Showing posts with label English. Show all posts
Showing posts with label English. Show all posts

Sunday, January 16, 2011

Program REACH

Today was my first day volunteering at a local orphanage in Suwon through a non-profit organization called Program REACH. The program was started over a year ago by a group of expats, but I only recently found out about it. I got the idea to do some volunteer work a few months ago, so I Googled and was pleasantly surprised to find this right in our neighbourhood.
I teach English to three kids for an hour on Sunday afternoons. There are about 10 volunteers; half teach Wednesday evenings and the other half on Sundays. We share the same kids - the three I teach on Sundays, someone else teaches on Wednesdays, thus we have to coordinate a bit.
They're middle school students and super low level. They mostly want to communicate in Korean; so I'm doing my best to teach them in a mix of basic English and mangled Korean.
Today we played Sight Word BINGO and another game I downloaded from eslprintables.com (an awesome English teaching materials exchange site I’m a member of).
So far, so good.

Wednesday, January 5, 2011

Baby Frog Fish

"Baby frog fish" is the expression Clark once used upon spotting a tadpole and not knowing the English term.
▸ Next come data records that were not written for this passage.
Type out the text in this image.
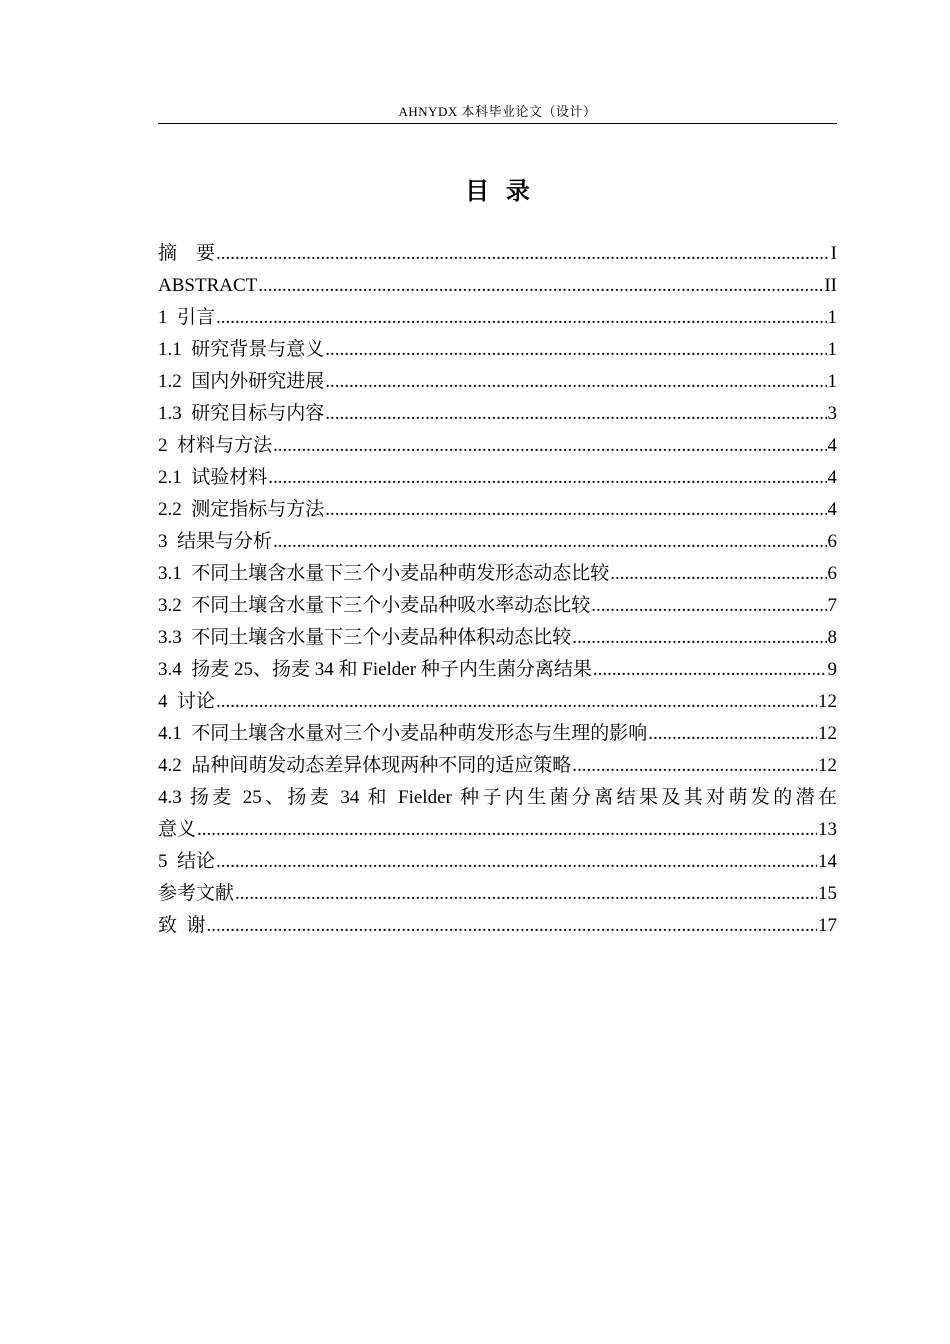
AHNYDX 本科毕业论文（设计）
目  录
摘    要 .....	I
ABSTRACT .....	II
1  引言 .....	1
1.1  研究背景与意义 .....	1
1.2  国内外研究进展 .....	1
1.3  研究目标与内容 .....	3
2  材料与方法 .....	4
2.1  试验材料 .....	4
2.2  测定指标与方法 .....	4
3  结果与分析 .....	6
3.1  不同土壤含水量下三个小麦品种萌发形态动态比较 .....	6
3.2  不同土壤含水量下三个小麦品种吸水率动态比较 .....	7
3.3  不同土壤含水量下三个小麦品种体积动态比较 .....	8
3.4  扬麦 25、扬麦 34 和 Fielder 种子内生菌分离结果 .....	9
4  讨论 .....	12
4.1  不同土壤含水量对三个小麦品种萌发形态与生理的影响 .....	12
4.2  品种间萌发动态差异体现两种不同的适应策略 .....	12
4.3 扬麦 25、扬麦 34 和 Fielder 种子内生菌分离结果及其对萌发的潜在
意义 .....	13
5  结论 .....	14
参考文献 .....	15
致  谢 .....	17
I was reminded of this (cute Clarkism) today while parking the car after returning from Homeplus. As I was backing into the space, my rear wheels nudged the rubber parking curb a little more aggressively than intended, at which point the following conversation ensued:

Clark: Oh! You hit the bar.
Sarah: I don't think it's called a bar.
Clark: What's it called?
Sarah: I can't remember.
Clark: Parking pole? Rubber blockage? Rubber stopper?
Sarah:  (laughing) No. I don't know, I can't remember.
Clark: Wheel blocker? Back stop?
Sarah: Definitely not ~ that's not English. I don't know, I seriously can't remember.

And herein lies the problem; I'm losing my English vocabulary! Before writing this post, I had to Google "rubber in parking lot" which subsequently led me to the phrase "rubber parking curb" (used above). 34 years-old and I can't remember the word 'curb'.  Not good.

My inability to recall English words seems to be occurring with greater frequency and resulting in asinine conversations like the one above. I guess this is what inevitably happens when you live in a foreign country for an extended period of time without the company of friends who speak the same language (natively). If I stop to ponder for a moment, I have to admit that my English is riddled with Konglish expressions, flawed grammar, and gaping vocabulary holes. Perhaps I should invest in some native English-speaking friends?